Sam Marks comments on Discriminating Behaviorally Identical Classifiers: a model problem for applying interpretability to scalable oversight

Sam Marks 20 Apr 2024 20:52 UTC
LW: 8 AF: 6
4
AF
I (mostly; see below) agree that in this post I used the term “scalable oversight” in a way which is non-standard and, moreover, in conflict way the way I typically use the term personally. I also agree with the implicit meta-point that it’s important to be careful about using terminology in a consistent way (though I probably don’t think it’s as important as you do). So overall, after reading this comment, I wish I had been more careful about how I treated the term “scalable oversight.” After I post this comment, I’ll make some edits for clarity, but I don’t expect to go so far as to change the title^[1].
Two points in my defense:
1. Even though “scalable oversight” isn’t an appropriate description for the narrow technical problem I pose here, the way I expect progress on this agenda to actually get applied is well-described as scalable oversight.

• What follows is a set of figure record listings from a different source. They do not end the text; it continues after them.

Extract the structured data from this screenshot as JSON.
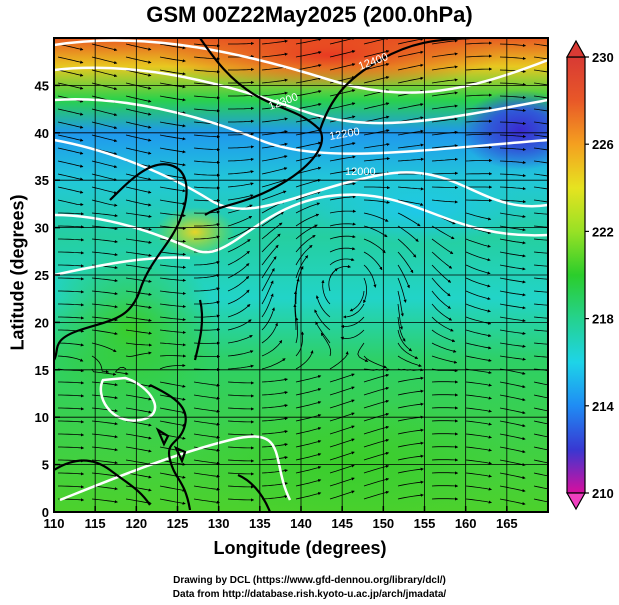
{
  "title": "GSM 00Z22May2025 (200.0hPa)",
  "x_axis": {
    "label": "Longitude (degrees)",
    "ticks": [
      "110",
      "115",
      "120",
      "125",
      "130",
      "135",
      "140",
      "145",
      "150",
      "155",
      "160",
      "165"
    ],
    "range": [
      110,
      170
    ]
  },
  "y_axis": {
    "label": "Latitude  (degrees)",
    "ticks": [
      "0",
      "5",
      "10",
      "15",
      "20",
      "25",
      "30",
      "35",
      "40",
      "45"
    ],
    "range": [
      0,
      50
    ]
  },
  "colorbar": {
    "ticks": [
      "210",
      "214",
      "218",
      "222",
      "226",
      "230"
    ],
    "range": [
      210,
      230
    ],
    "colors": [
      "#d80f9e",
      "#3838d2",
      "#1f8cf4",
      "#1ed4e8",
      "#25d28e",
      "#2bcd2b",
      "#98e125",
      "#e6e320",
      "#f4a020",
      "#e85828",
      "#d83a34"
    ]
  },
  "contour_labels": [
    "12400",
    "12300",
    "12200",
    "12000"
  ],
  "credits": [
    "Drawing by DCL (https://www.gfd-dennou.org/library/dcl/)",
    "Data from http://database.rish.kyoto-u.ac.jp/arch/jmadata/"
  ]
}
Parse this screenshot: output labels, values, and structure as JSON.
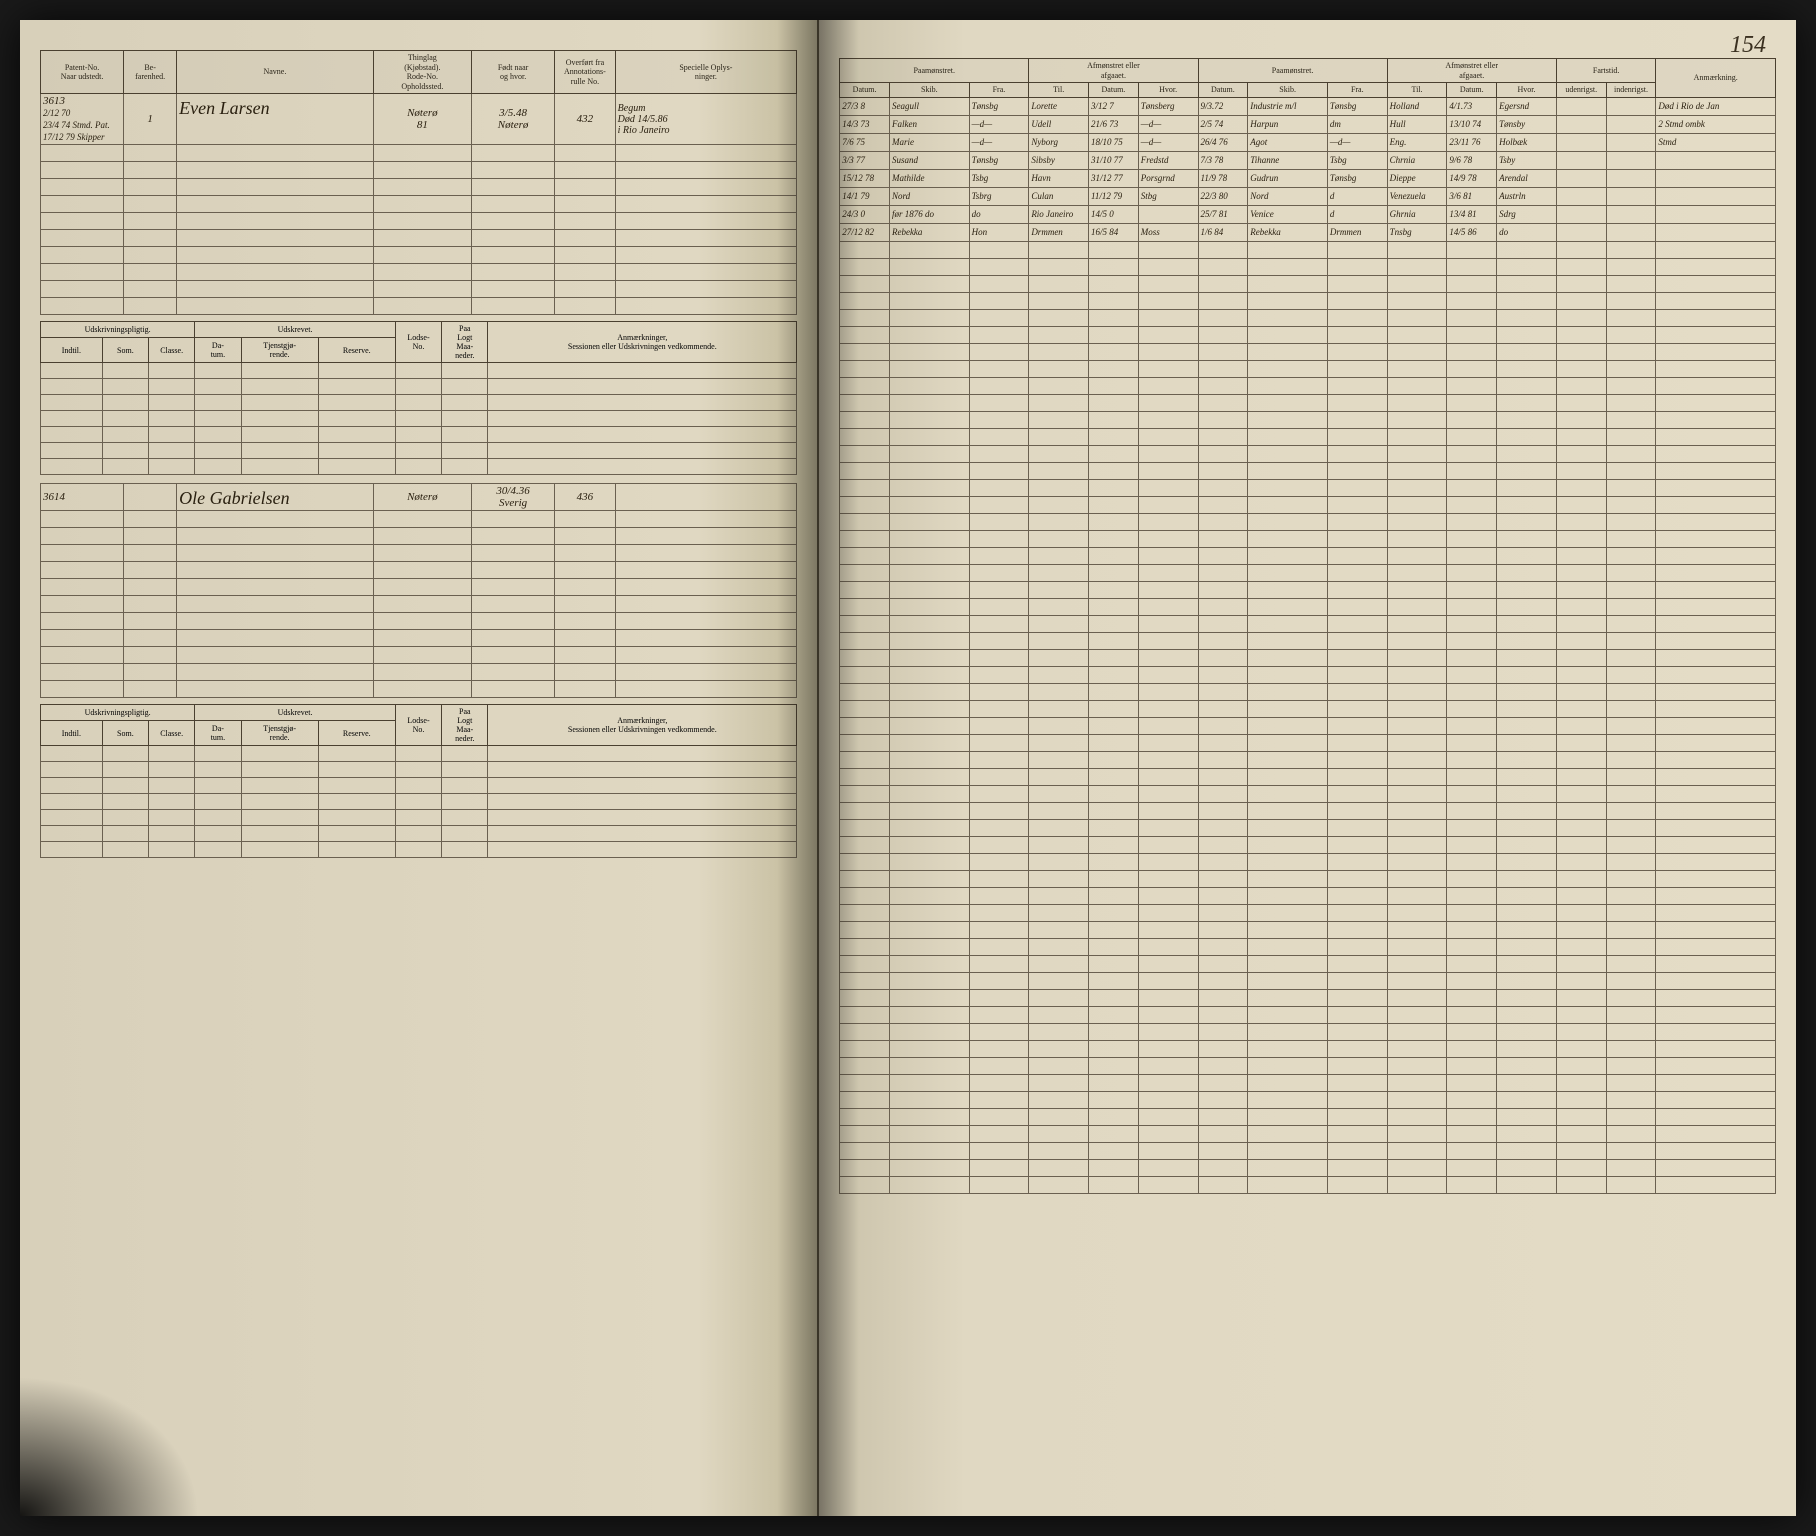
{
  "page_number": "154",
  "left_page": {
    "main_headers": {
      "patent": "Patent-No.\nNaar udstedt.",
      "befarenhed": "Be-\nfarenhed.",
      "navne": "Navne.",
      "thinglag": "Thinglag\n(Kjøbstad).\nRode-No.\nOpholdssted.",
      "fodt": "Født naar\nog hvor.",
      "overfort": "Overført fra\nAnnotations-\nrulle No.",
      "specielle": "Specielle Oplys-\nninger."
    },
    "records": [
      {
        "patent_no": "3613",
        "patent_dates": [
          "2/12 70",
          "23/4 74 Stmd. Pat.",
          "17/12 79 Skipper"
        ],
        "befarenhed": "1",
        "navn": "Even Larsen",
        "thinglag": "Nøterø\n81",
        "fodt": "3/5.48\nNøterø",
        "overfort": "432",
        "specielle": "Begum\nDød 14/5.86\ni Rio Janeiro"
      },
      {
        "patent_no": "3614",
        "patent_dates": [],
        "befarenhed": "",
        "navn": "Ole Gabrielsen",
        "thinglag": "Nøterø",
        "fodt": "30/4.36\nSverig",
        "overfort": "436",
        "specielle": ""
      }
    ],
    "sub_headers": {
      "udskrivning_group": "Udskrivningspligtig.",
      "udskrevet_group": "Udskrevet.",
      "indtil": "Indtil.",
      "som": "Som.",
      "classe": "Classe.",
      "datum": "Da-\ntum.",
      "tjenst": "Tjenstgjø-\nrende.",
      "reserve": "Reserve.",
      "lodse": "Lodse-\nNo.",
      "logt": "Paa\nLogt\nMaa-\nneder.",
      "anmaerk": "Anmærkninger,\nSessionen eller Udskrivningen vedkommende."
    }
  },
  "right_page": {
    "group_headers": {
      "paamonstret1": "Paamønstret.",
      "afmonstret1": "Afmønstret eller\nafgaaet.",
      "paamonstret2": "Paamønstret.",
      "afmonstret2": "Afmønstret eller\nafgaaet.",
      "fartstid": "Fartstid."
    },
    "col_headers": {
      "datum": "Datum.",
      "skib": "Skib.",
      "fra": "Fra.",
      "til": "Til.",
      "hvor": "Hvor.",
      "udenrigst": "udenrigst.",
      "indenrigst": "indenrigst.",
      "anmaerkning": "Anmærkning."
    },
    "voyage_rows": [
      {
        "d1": "27/3 8",
        "s1": "Seagull",
        "f1": "Tønsbg",
        "t1": "Lorette",
        "d2": "3/12 7",
        "h2": "Tønsberg",
        "d3": "9/3.72",
        "s3": "Industrie m/l",
        "f3": "Tønsbg",
        "t2": "Holland",
        "d4": "4/1.73",
        "h4": "Egersnd",
        "u": "",
        "i": "",
        "a": "Død i Rio de Jan"
      },
      {
        "d1": "14/3 73",
        "s1": "Falken",
        "f1": "—d—",
        "t1": "Udell",
        "d2": "21/6 73",
        "h2": "—d—",
        "d3": "2/5 74",
        "s3": "Harpun",
        "f3": "dm",
        "t2": "Hull",
        "d4": "13/10 74",
        "h4": "Tønsby",
        "u": "",
        "i": "",
        "a": "2 Stmd ombk"
      },
      {
        "d1": "7/6 75",
        "s1": "Marie",
        "f1": "—d—",
        "t1": "Nyborg",
        "d2": "18/10 75",
        "h2": "—d—",
        "d3": "26/4 76",
        "s3": "Agot",
        "f3": "—d—",
        "t2": "Eng.",
        "d4": "23/11 76",
        "h4": "Holbæk",
        "u": "",
        "i": "",
        "a": "Stmd"
      },
      {
        "d1": "3/3 77",
        "s1": "Susand",
        "f1": "Tønsbg",
        "t1": "Sibsby",
        "d2": "31/10 77",
        "h2": "Fredstd",
        "d3": "7/3 78",
        "s3": "Tihanne",
        "f3": "Tsbg",
        "t2": "Chrnia",
        "d4": "9/6 78",
        "h4": "Tsby",
        "u": "",
        "i": "",
        "a": ""
      },
      {
        "d1": "15/12 78",
        "s1": "Mathilde",
        "f1": "Tsbg",
        "t1": "Havn",
        "d2": "31/12 77",
        "h2": "Porsgrnd",
        "d3": "11/9 78",
        "s3": "Gudrun",
        "f3": "Tønsbg",
        "t2": "Dieppe",
        "d4": "14/9 78",
        "h4": "Arendal",
        "u": "",
        "i": "",
        "a": ""
      },
      {
        "d1": "14/1 79",
        "s1": "Nord",
        "f1": "Tsbrg",
        "t1": "Culan",
        "d2": "11/12 79",
        "h2": "Stbg",
        "d3": "22/3 80",
        "s3": "Nord",
        "f3": "d",
        "t2": "Venezuela",
        "d4": "3/6 81",
        "h4": "Austrln",
        "u": "",
        "i": "",
        "a": ""
      },
      {
        "d1": "24/3 0",
        "s1": "før 1876 do",
        "f1": "do",
        "t1": "Rio Janeiro",
        "d2": "14/5 0",
        "h2": "",
        "d3": "25/7 81",
        "s3": "Venice",
        "f3": "d",
        "t2": "Ghrnia",
        "d4": "13/4 81",
        "h4": "Sdrg",
        "u": "",
        "i": "",
        "a": ""
      },
      {
        "d1": "27/12 82",
        "s1": "Rebekka",
        "f1": "Hon",
        "t1": "Drmmen",
        "d2": "16/5 84",
        "h2": "Moss",
        "d3": "1/6 84",
        "s3": "Rebekka",
        "f3": "Drmmen",
        "t2": "Tnsbg",
        "d4": "14/5 86",
        "h4": "do",
        "u": "",
        "i": "",
        "a": ""
      }
    ]
  },
  "styling": {
    "paper_bg": "#e0d8c2",
    "ink_color": "#2a2010",
    "border_color": "#4a4030",
    "header_font_size": 8,
    "cell_font_size": 11
  }
}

2. I’ve found the scalable oversight frame on this problem useful both for my own thinking about it and for explaining it to others.
Re (1): I spend most of my time thinking about the sycophantic reward hacking threat model. So in my head, some of the model’s outputs really are bad but it’s hard to notice this. Here are two ways that I think this agenda could help with noticing bad particular outputs:
1. By applying DBIC to create classifiers for particular bad things (e.g. measurement tampering) which we apply to detect bad outputs.
2. By giving us a signal about which episodes should be more closely scrutinized, and which aspects of those episodes we should scrutinize. (For example, suppose you notice that your model is thinking about a particular camera in a maybe-suspicious way, so you look for tricky ways that that camera could have been tampered with, and after a bunch of targeted scrutiny you notice a hack).
I think that both of these workflows are accurately described as scalable oversight.
Re (2): when I explain that I want to apply interpretability to scalable oversight, people—including people that I really expected to know better—often react with surprise. This isn’t, I think, because they’re thinking carefully about what scalable oversight means the way that you are. Rather, it seems that a lot of people split alignment work into two non-interacting magisteria called “scalable oversight” and “solving deceptive alignment,” and they classify interpretability work as being part of the latter magisterium. Such people tend to not realize that e.g. ELK is centrally a scalable oversight agenda, and I think of my proposed agenda here as attempting to make progress on ELK (or on special cases thereof).
I guess my post muddies the water on all of the above by bringing up scheming; even though this technically fits into the setting I propose to make progress on, I don’t really view it as the central problem I’m trying to solve.
1. ^
  Sadly, if I say that my goal is to use interpretability to “evaluate models” then I think people will pattern-match this to “evals” which typically means something different, e.g. checking for dangerous capabilities. I can’t really think of a better, non-confusing term for the task of “figuring out whether a model is good or bad.” Also, I expect that the ways progress on this agenda will actually be applied do count as “scalable oversight”; see below.
- Sam Marks 20 Apr 2024 21:11 UTC
  LW: 2 AF: 1
  0
  AF Parent
  (Edits made. In the edited version, I think the only questionable things are the title and the line “[In this post, I will a]rticulate a class of approaches to scalable oversight I call cognition-based oversight.” Maybe I should be even more careful and instead say that cognition-based oversight is merely something that “could be useful for scalable oversight,” but I overall feel okay about this.
  Everywhere else, I think the term “scalable oversight” is now used in the standard way.)